In questa difficile operazione c´è sempre il rischio dell´over-shooting, di una manovra troppo violenta che perturbi la fantastica crescita del 10% annuo del Pil messa a segno da un decennio. Le Olimpiadi del 2008 potrebbero perfino avere un effetto boomerang: per eccesso di efficienza i grandi cantieri di opere pubbliche saranno già conclusi alla fine di quest´anno, all´avvicinarsi dei Giochi l´attività potrebbe sgonfiarsi più di quanto sia desiderabile. Al tempo stesso, nessuno di questi rischi è ineluttabile.

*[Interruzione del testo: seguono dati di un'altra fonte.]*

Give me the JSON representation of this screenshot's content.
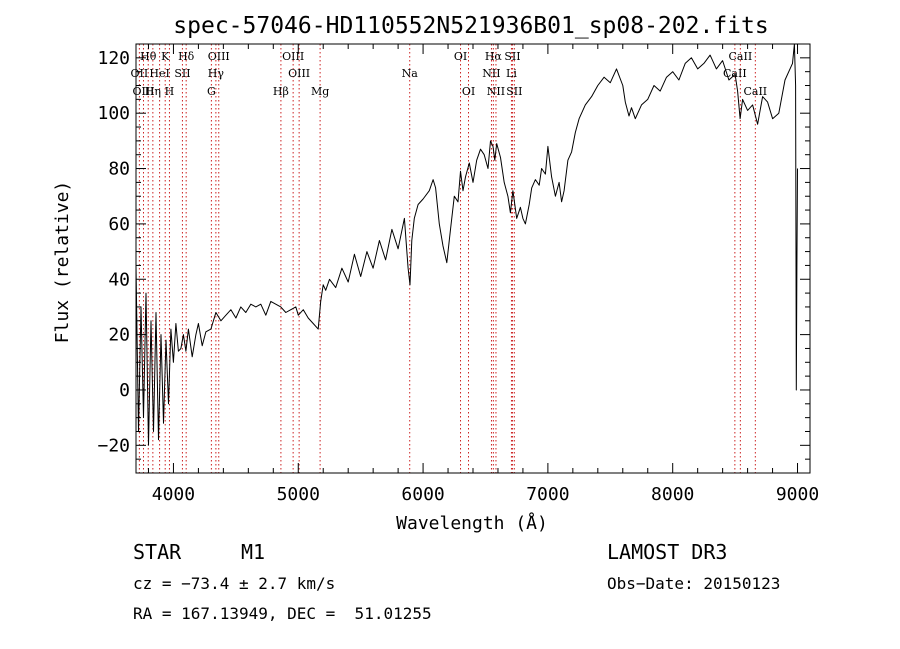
{
  "chart_data": {
    "type": "line",
    "title": "spec-57046-HD110552N521936B01_sp08-202.fits",
    "xlabel": "Wavelength (Å)",
    "ylabel": "Flux (relative)",
    "xlim": [
      3700,
      9100
    ],
    "ylim": [
      -30,
      125
    ],
    "xticks": [
      4000,
      5000,
      6000,
      7000,
      8000,
      9000
    ],
    "yticks": [
      -20,
      0,
      20,
      40,
      60,
      80,
      100,
      120
    ],
    "tick_labels_x": [
      "4000",
      "5000",
      "6000",
      "7000",
      "8000",
      "9000"
    ],
    "tick_labels_y": [
      "−20",
      "0",
      "20",
      "40",
      "60",
      "80",
      "100",
      "120"
    ],
    "series": [
      {
        "name": "spectrum",
        "x": [
          3700,
          3720,
          3740,
          3760,
          3780,
          3800,
          3820,
          3840,
          3860,
          3880,
          3900,
          3920,
          3940,
          3960,
          3980,
          4000,
          4020,
          4040,
          4060,
          4080,
          4100,
          4120,
          4150,
          4180,
          4200,
          4230,
          4260,
          4300,
          4340,
          4380,
          4420,
          4460,
          4500,
          4540,
          4580,
          4620,
          4660,
          4700,
          4740,
          4780,
          4820,
          4860,
          4900,
          4940,
          4980,
          5000,
          5040,
          5080,
          5120,
          5160,
          5180,
          5200,
          5220,
          5250,
          5300,
          5350,
          5400,
          5450,
          5500,
          5550,
          5600,
          5650,
          5700,
          5750,
          5800,
          5850,
          5880,
          5895,
          5910,
          5930,
          5960,
          6000,
          6050,
          6080,
          6100,
          6130,
          6160,
          6190,
          6220,
          6250,
          6280,
          6300,
          6320,
          6340,
          6370,
          6400,
          6430,
          6460,
          6490,
          6520,
          6540,
          6560,
          6575,
          6590,
          6620,
          6650,
          6680,
          6700,
          6720,
          6750,
          6780,
          6800,
          6820,
          6850,
          6870,
          6900,
          6930,
          6950,
          6980,
          7000,
          7030,
          7060,
          7090,
          7110,
          7130,
          7160,
          7190,
          7220,
          7250,
          7300,
          7350,
          7400,
          7450,
          7500,
          7550,
          7600,
          7620,
          7650,
          7670,
          7700,
          7750,
          7800,
          7850,
          7900,
          7950,
          8000,
          8050,
          8100,
          8150,
          8200,
          8250,
          8300,
          8350,
          8400,
          8450,
          8500,
          8520,
          8540,
          8560,
          8600,
          8640,
          8680,
          8720,
          8760,
          8800,
          8850,
          8900,
          8940,
          8960,
          8975,
          8985,
          8990,
          8995,
          9000
        ],
        "values": [
          45,
          -15,
          30,
          -10,
          35,
          -20,
          25,
          -15,
          28,
          -18,
          20,
          -12,
          18,
          -5,
          22,
          10,
          24,
          14,
          15,
          20,
          14,
          22,
          12,
          20,
          24,
          16,
          21,
          22,
          28,
          25,
          27,
          29,
          26,
          30,
          28,
          31,
          30,
          31,
          27,
          32,
          31,
          30,
          28,
          29,
          30,
          27,
          29,
          26,
          24,
          22,
          32,
          38,
          36,
          40,
          37,
          44,
          39,
          49,
          41,
          50,
          44,
          54,
          47,
          58,
          51,
          62,
          44,
          38,
          54,
          62,
          67,
          69,
          72,
          76,
          73,
          60,
          52,
          46,
          58,
          70,
          68,
          79,
          72,
          77,
          82,
          75,
          83,
          87,
          85,
          80,
          90,
          88,
          83,
          89,
          84,
          75,
          70,
          64,
          72,
          62,
          66,
          62,
          60,
          67,
          73,
          76,
          74,
          80,
          78,
          88,
          77,
          70,
          75,
          68,
          72,
          83,
          86,
          93,
          98,
          103,
          106,
          110,
          113,
          111,
          116,
          110,
          104,
          99,
          102,
          98,
          103,
          105,
          110,
          108,
          113,
          115,
          112,
          118,
          120,
          116,
          118,
          121,
          116,
          119,
          112,
          114,
          108,
          98,
          105,
          101,
          103,
          96,
          106,
          104,
          98,
          100,
          112,
          116,
          118,
          125,
          110,
          0,
          45,
          80
        ]
      }
    ],
    "spectral_lines": [
      {
        "name": "Hθ",
        "wl": 3798,
        "row": 0
      },
      {
        "name": "K",
        "wl": 3934,
        "row": 0
      },
      {
        "name": "Hδ",
        "wl": 4102,
        "row": 0
      },
      {
        "name": "OIII",
        "wl": 4363,
        "row": 0
      },
      {
        "name": "OIII",
        "wl": 4959,
        "row": 0
      },
      {
        "name": "OI",
        "wl": 6300,
        "row": 0
      },
      {
        "name": "Hα",
        "wl": 6563,
        "row": 0
      },
      {
        "name": "SII",
        "wl": 6716,
        "row": 0
      },
      {
        "name": "CaII",
        "wl": 8542,
        "row": 0
      },
      {
        "name": "OII",
        "wl": 3727,
        "row": 1
      },
      {
        "name": "HeI",
        "wl": 3889,
        "row": 1
      },
      {
        "name": "SII",
        "wl": 4072,
        "row": 1
      },
      {
        "name": "Hγ",
        "wl": 4340,
        "row": 1
      },
      {
        "name": "OIII",
        "wl": 5007,
        "row": 1
      },
      {
        "name": "Na",
        "wl": 5893,
        "row": 1
      },
      {
        "name": "NII",
        "wl": 6548,
        "row": 1
      },
      {
        "name": "Li",
        "wl": 6708,
        "row": 1
      },
      {
        "name": "CaII",
        "wl": 8498,
        "row": 1
      },
      {
        "name": "OIII",
        "wl": 3760,
        "row": 2
      },
      {
        "name": "Hη",
        "wl": 3835,
        "row": 2
      },
      {
        "name": "H",
        "wl": 3968,
        "row": 2
      },
      {
        "name": "G",
        "wl": 4304,
        "row": 2
      },
      {
        "name": "Hβ",
        "wl": 4861,
        "row": 2
      },
      {
        "name": "Mg",
        "wl": 5175,
        "row": 2
      },
      {
        "name": "OI",
        "wl": 6364,
        "row": 2
      },
      {
        "name": "NII",
        "wl": 6584,
        "row": 2
      },
      {
        "name": "SII",
        "wl": 6731,
        "row": 2
      },
      {
        "name": "CaII",
        "wl": 8662,
        "row": 2
      }
    ]
  },
  "info": {
    "object_class": "STAR",
    "subclass": "M1",
    "survey": "LAMOST DR3",
    "redshift": "cz = −73.4 ± 2.7 km/s",
    "obs_date": "Obs−Date: 20150123",
    "coords": "RA = 167.13949, DEC =  51.01255"
  },
  "colors": {
    "line": "#000000",
    "marker": "#cc2222",
    "background": "#ffffff"
  }
}
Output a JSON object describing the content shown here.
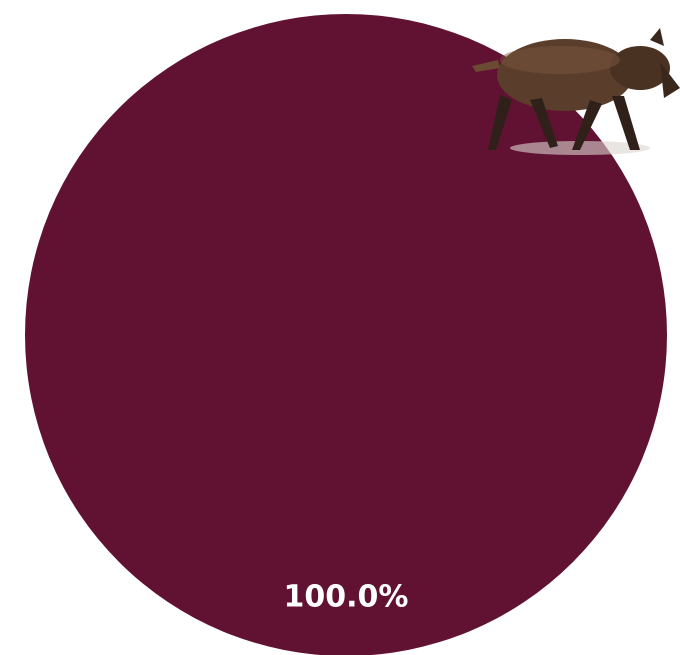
{
  "chart_data": {
    "type": "pie",
    "categories": [
      null
    ],
    "values": [
      100
    ],
    "value_labels": [
      "100.0%"
    ],
    "colors": [
      "#611232"
    ]
  }
}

Il vero tallone d´Achille della Cina, paradossalmente, in questo momento sta fuori dalle sue frontiere e sfugge al controllo del governo di Pechino. Il boom degli ultimi anni è stato largamente alimentato dalle esportazioni. Il rallentamento dell´economia americana - anch´esso provocato dallo sgonfiarsi di una bolla speculativa, quella immobiliare - è la minaccia più seria per il made in China. Se alla minore domanda di consumi delle famiglie americane dovesse aggiungersi una virata protezionista di Washington - i democratici sono sempre stati meno liberisti dei repubblicani nel commercio estero - allora si guasterebbe la simbiosi sino-americana su cui si reggono gli equilibri mondiali.
L´intera economia globale ha due motori: la produzione cinese e i debiti dei consumatori americani che comprano made in China (debiti generosamente rifinanziati dalla banca centrale di Pechino con l´acquisto dei Bot Usa). Un granellino di sabbia in questo delicato ingranaggio può avere effetti rovinosi, da cui noi non siamo al riparo. Una quota crescente di capitali europei - spesso all´insaputa dei risparmiatori - sono stati investiti tramite fondi comuni, derivati e hedge funds sulle Borse dei paesi emergenti: Cina, India, Russia, Brasile. Una prolungata caduta delle quotazioni azionarie in quelle zone del mondo lascerebbe delle tracce sui risparmi degli italiani.
L´Unione europea, così poco dinamica da salutare come un evento fausto una modestissima ripresa del 2%, non ha davvero nessun motivo di augurarsi il deragliamento nel miracolo asiatico. Dopo aver tanto demonizzato la Cina, ci scopriremmo orfani del suo vigore, e tutti più poveri.